Sunday, July 25, 2010
This post is primarily me pontificating on camera gear and techniques- it's different from my usual post, but if you like it, I might discuss nature camera gear and offer photography tips more frequently. All images here were taken with the recently discontinued Sigma 180mm f/3.5 EX DG IF HSM APO. -Tom
Up until Friday afternoon, I was taking my insect photographs with a variety of lenses. I use the Canon system, and my primary go-to macro lens was the ef-s 60mm f/2.8 which is designed for Canon's line of crop sensor cameras like the Rebel series and the XXd series (30d, 40d, 50d, and now the 7d). The Canon 60mm ef-s lens is small, light, extremely sharp, and focuses quickly. Perhaps the best feature about the lens is that it is small enough to use my digital rebel's on-board popup flash, which I often diffused with tissue paper or bounded downwards with a small reflector. Using this setup, I could get quick, easy photographs of small insects.

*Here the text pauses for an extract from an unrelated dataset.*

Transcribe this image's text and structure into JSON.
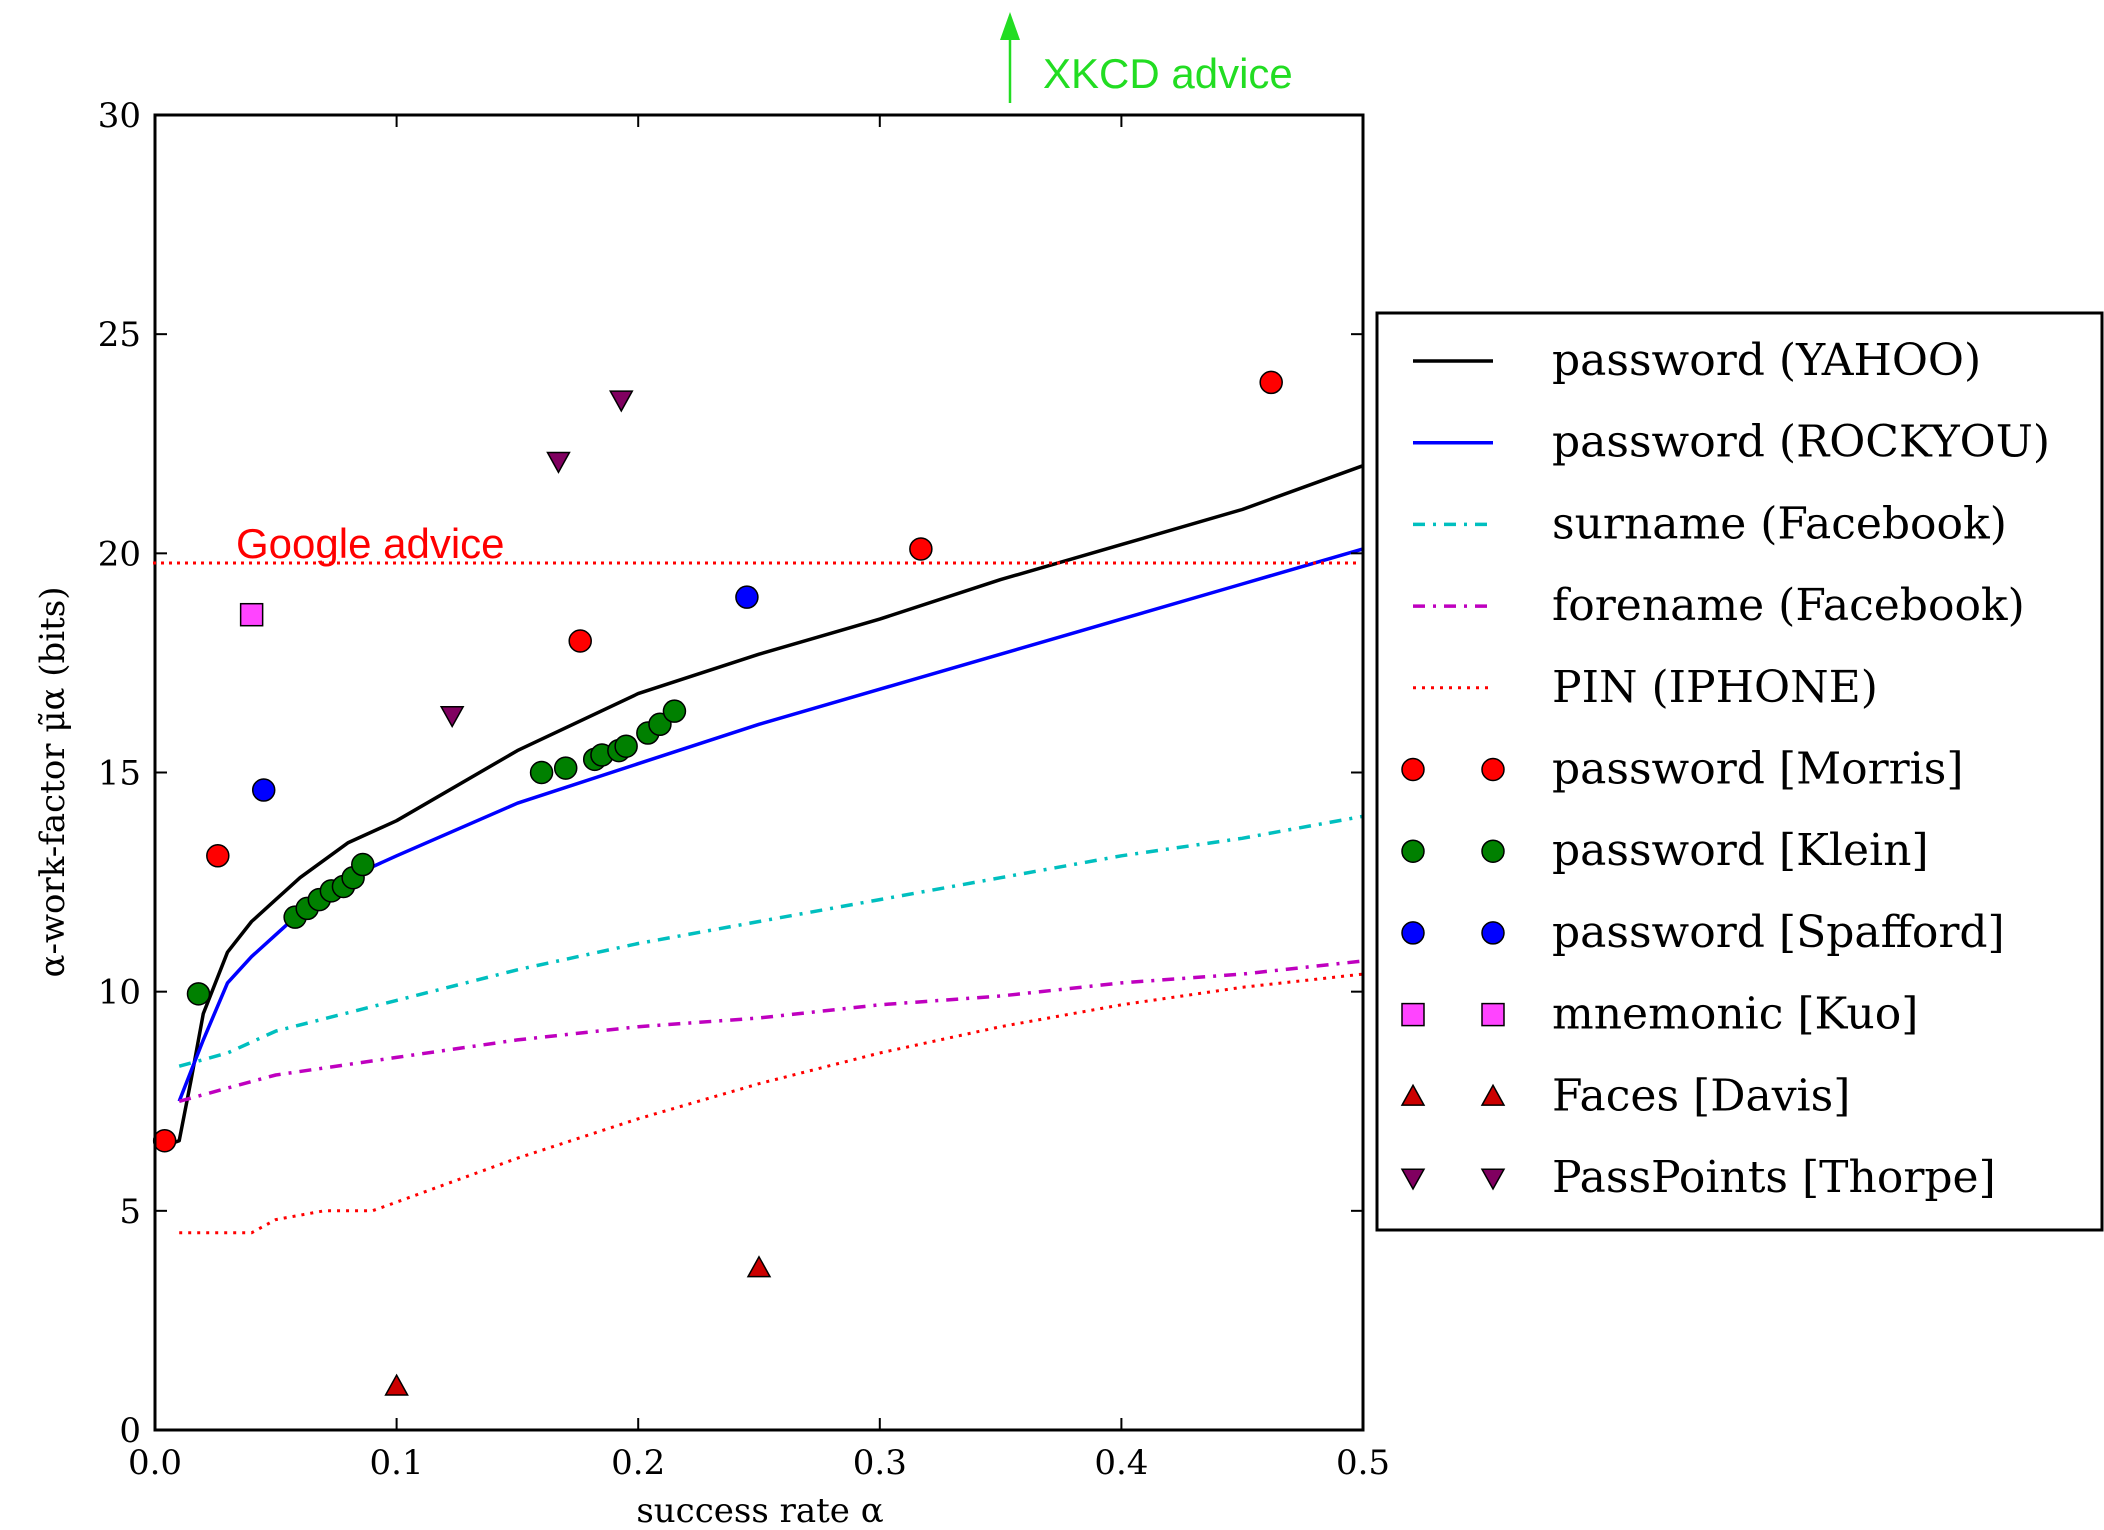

However, the downside of this lens is that I had to have the camera very close to my subjects. This worked out OK, but I often would scare the insect that I was trying to photograph and it would fly away. For dragonfly and butterfly photography, I was using telephoto lenses that could get me fairly large magnifications, especially if I cropped the images a little bit. But I often couldn't fill the entire frame with a small butterfly or damselfly- and I certainly couldn't get super tight close-ups with mega-detail like yesterday's powdered dancer and prey image.

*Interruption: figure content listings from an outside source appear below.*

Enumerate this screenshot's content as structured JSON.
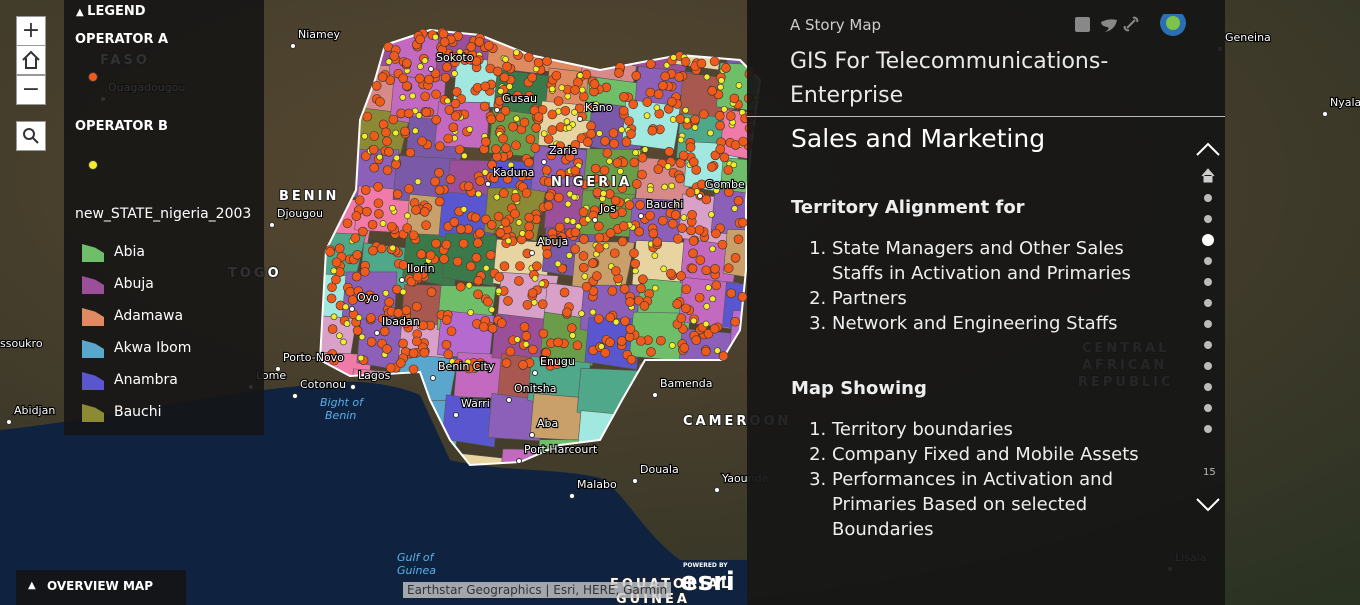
{
  "legend": {
    "header": "LEGEND",
    "operators": [
      {
        "name": "OPERATOR A",
        "color": "#f05a1a"
      },
      {
        "name": "OPERATOR B",
        "color": "#f2ec2a"
      }
    ],
    "layer_name": "new_STATE_nigeria_2003",
    "items": [
      {
        "name": "Abia",
        "color": "#6fbf6a"
      },
      {
        "name": "Abuja",
        "color": "#9a4f98"
      },
      {
        "name": "Adamawa",
        "color": "#e08a62"
      },
      {
        "name": "Akwa Ibom",
        "color": "#5aa6cc"
      },
      {
        "name": "Anambra",
        "color": "#5a56d0"
      },
      {
        "name": "Bauchi",
        "color": "#8c8a34"
      }
    ]
  },
  "map_labels": [
    "Niamey",
    "Sokoto",
    "Gusau",
    "Kano",
    "Zaria",
    "Kaduna",
    "NIGERIA",
    "Gombe",
    "Bauchi",
    "Jos",
    "Abuja",
    "Ilorin",
    "Oyo",
    "Ibadan",
    "Porto-Novo",
    "Cotonou",
    "Lagos",
    "Bight of",
    "Benin",
    "Benin City",
    "Enugu",
    "Onitsha",
    "Warri",
    "Aba",
    "Port Harcourt",
    "Bamenda",
    "CAMEROON",
    "Douala",
    "Yaounde",
    "Malabo",
    "Gulf of",
    "Guinea",
    "BENIN",
    "Djougou",
    "TOGO",
    "Lome",
    "Abidjan",
    "Ouagadougou",
    "FASO",
    "ssoukro",
    "Geneina",
    "Nyala",
    "CENTRAL",
    "AFRICAN",
    "REPUBLIC",
    "Lisala",
    "EQUATORIAL",
    "GUINEA"
  ],
  "overview_button": "OVERVIEW MAP",
  "attribution": "Earthstar Geographics | Esri, HERE, Garmin",
  "esri_logo": {
    "powered": "POWERED BY",
    "brand": "esri"
  },
  "story": {
    "kicker": "A Story Map",
    "title": "GIS For Telecommunications-Enterprise",
    "section_title": "Sales and Marketing",
    "heading_1": "Territory Alignment for",
    "list_1": [
      "State Managers and Other Sales Staffs in Activation and Primaries",
      "Partners",
      "Network and Engineering Staffs"
    ],
    "heading_2": "Map Showing",
    "list_2": [
      "Territory boundaries",
      "Company Fixed and Mobile Assets",
      "Performances in Activation and Primaries Based on selected Boundaries"
    ],
    "nav_count": "15"
  }
}
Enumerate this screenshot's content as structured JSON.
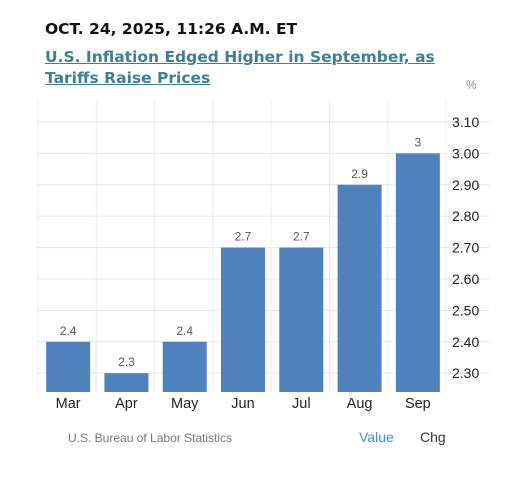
{
  "header": {
    "timestamp": "OCT. 24, 2025, 11:26 A.M. ET",
    "headline": "U.S. Inflation Edged Higher in September, as Tariffs Raise Prices"
  },
  "chart_data": {
    "type": "bar",
    "unit_label": "%",
    "categories": [
      "Mar",
      "Apr",
      "May",
      "Jun",
      "Jul",
      "Aug",
      "Sep"
    ],
    "values": [
      2.4,
      2.3,
      2.4,
      2.7,
      2.7,
      2.9,
      3.0
    ],
    "data_labels": [
      "2.4",
      "2.3",
      "2.4",
      "2.7",
      "2.7",
      "2.9",
      "3"
    ],
    "y_ticks": [
      "3.10",
      "3.00",
      "2.90",
      "2.80",
      "2.70",
      "2.60",
      "2.50",
      "2.40",
      "2.30"
    ],
    "y_tick_values": [
      3.1,
      3.0,
      2.9,
      2.8,
      2.7,
      2.6,
      2.5,
      2.4,
      2.3
    ],
    "ylim": [
      2.24,
      3.17
    ],
    "bar_color": "#4f81bd",
    "grid": "horizontal",
    "y_axis_position": "right"
  },
  "footer": {
    "source": "U.S. Bureau of Labor Statistics",
    "value_label": "Value",
    "chg_label": "Chg"
  }
}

So I needed another option. I needed a telephoto macro lens. Canon makes such a lens, the 180mm f/3.5L, a super duper lens that is currently selling for $1300. Although I have no doubt this is an incredible lens, I just didn't want to spend that much cash, especially when a seemingly viable alternative exists. After looking at example photographs and reading a review by Juza, I decided that the Sigma 180mm f/3.5 EX DG IF HSM APO Macro in a Canon mount would help me get the type of photographs that I wanted.

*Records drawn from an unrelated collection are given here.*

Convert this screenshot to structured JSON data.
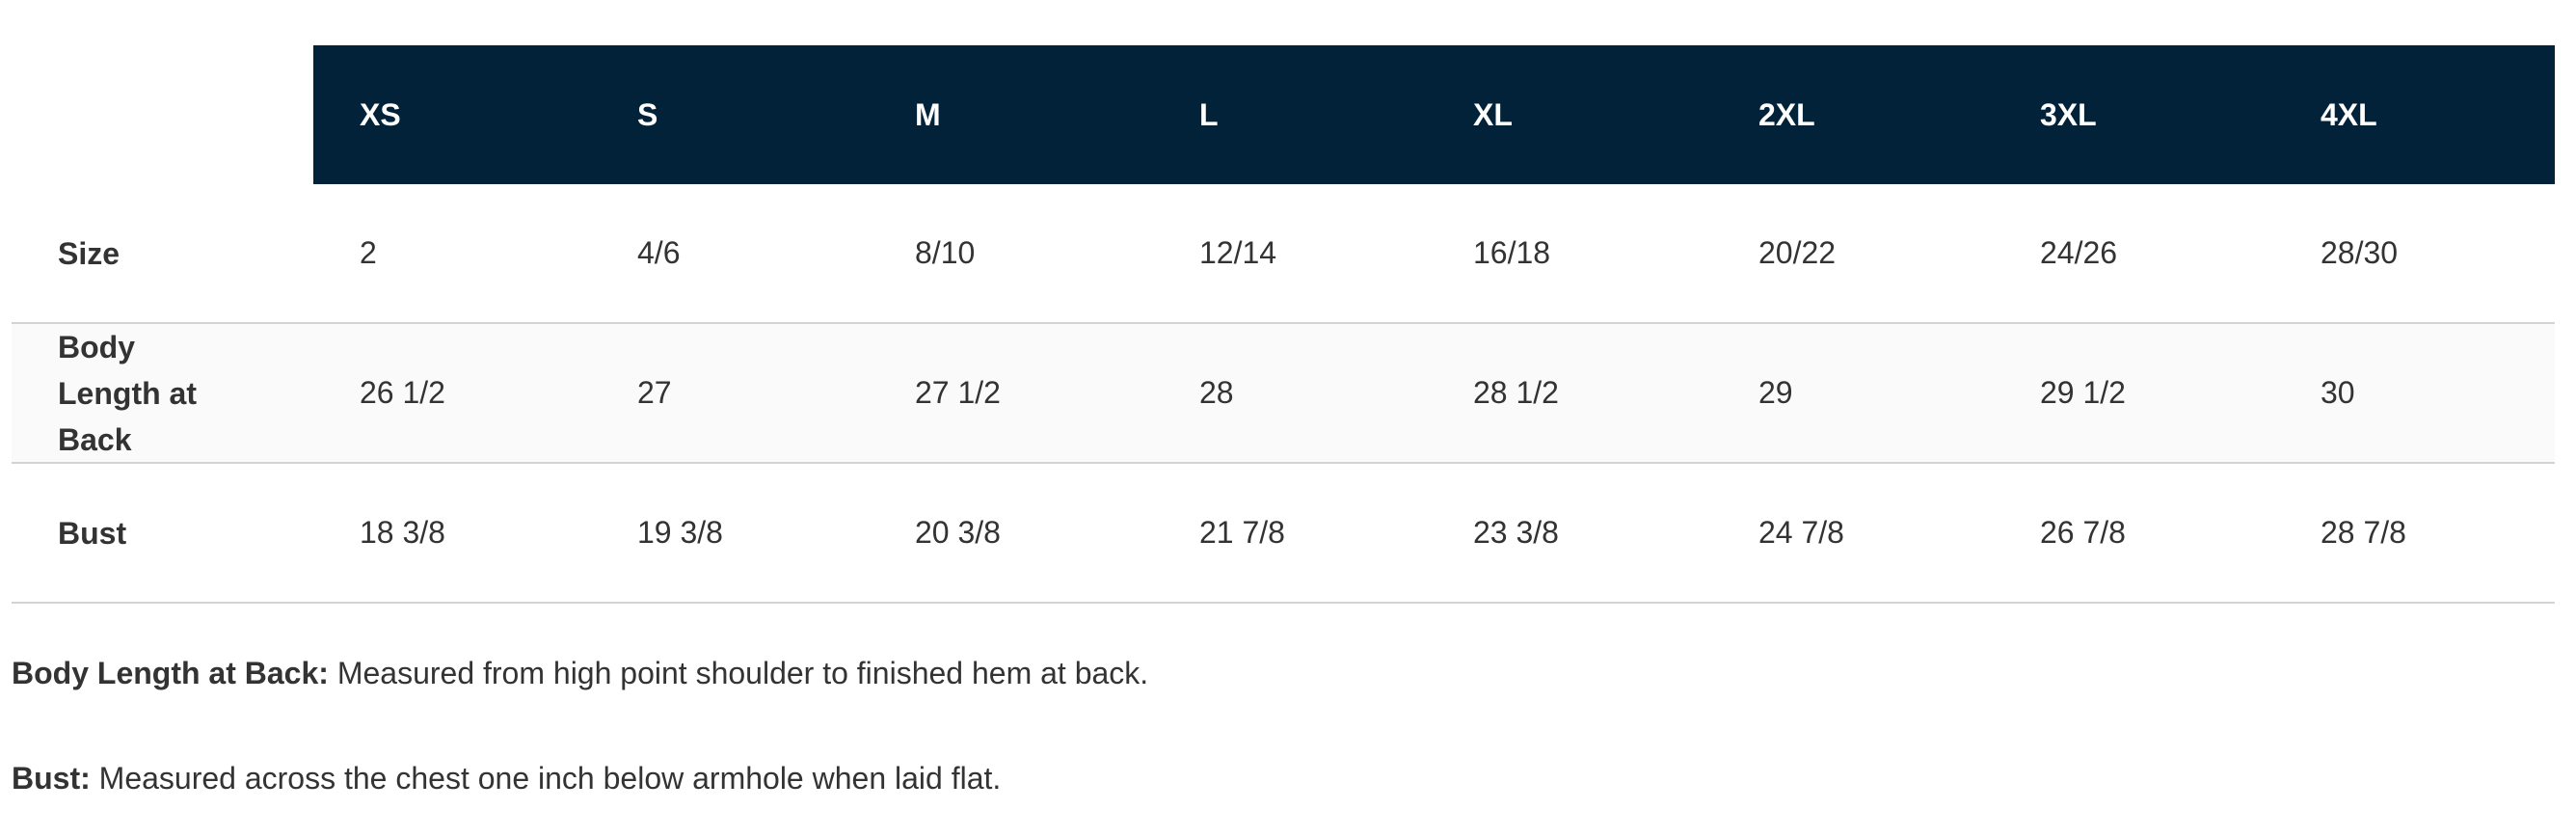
{
  "table": {
    "headers": [
      "XS",
      "S",
      "M",
      "L",
      "XL",
      "2XL",
      "3XL",
      "4XL"
    ],
    "rows": [
      {
        "label": "Size",
        "values": [
          "2",
          "4/6",
          "8/10",
          "12/14",
          "16/18",
          "20/22",
          "24/26",
          "28/30"
        ]
      },
      {
        "label": "Body Length at Back",
        "values": [
          "26 1/2",
          "27",
          "27 1/2",
          "28",
          "28 1/2",
          "29",
          "29 1/2",
          "30"
        ]
      },
      {
        "label": "Bust",
        "values": [
          "18 3/8",
          "19 3/8",
          "20 3/8",
          "21 7/8",
          "23 3/8",
          "24 7/8",
          "26 7/8",
          "28 7/8"
        ]
      }
    ]
  },
  "notes": [
    {
      "term": "Body Length at Back:",
      "text": " Measured from high point shoulder to finished hem at back."
    },
    {
      "term": "Bust:",
      "text": " Measured across the chest one inch below armhole when laid flat."
    }
  ],
  "colors": {
    "header_bg": "#012238",
    "header_text": "#ffffff",
    "alt_row_bg": "#fafafa",
    "divider": "#d3d3d3",
    "text": "#333333"
  }
}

This lens was recently discontinued by Sigma, but B&H photo is still selling new copies. Since I am "cheaping out" on this lens in the first place, I decided to look for a used copy, and sure enough, KEH camera brokers had what I was looking for. I placed my order, and my lens arrived Friday afternoon.
After a few dozen shots and copious "chimping" (photographer's speak for looking at photos on the back of your camera), I knew I was going to love this lens. The sharpness is amazing, and so is the color and contrast. And after some concerns that the lens would be to big and heavy, I found it to be quite light compared to my Canon 100-400L. And I could simply get images that I couldn't get with any of my older lenses.
The Sigma 180 isn't an easy lens to use- the depth of field is extremely narrow and the long focal length mean I'll need to use a tripod, have great light, or use high ISO's. But only after a weekend shooting with this new lens, it's just amazing!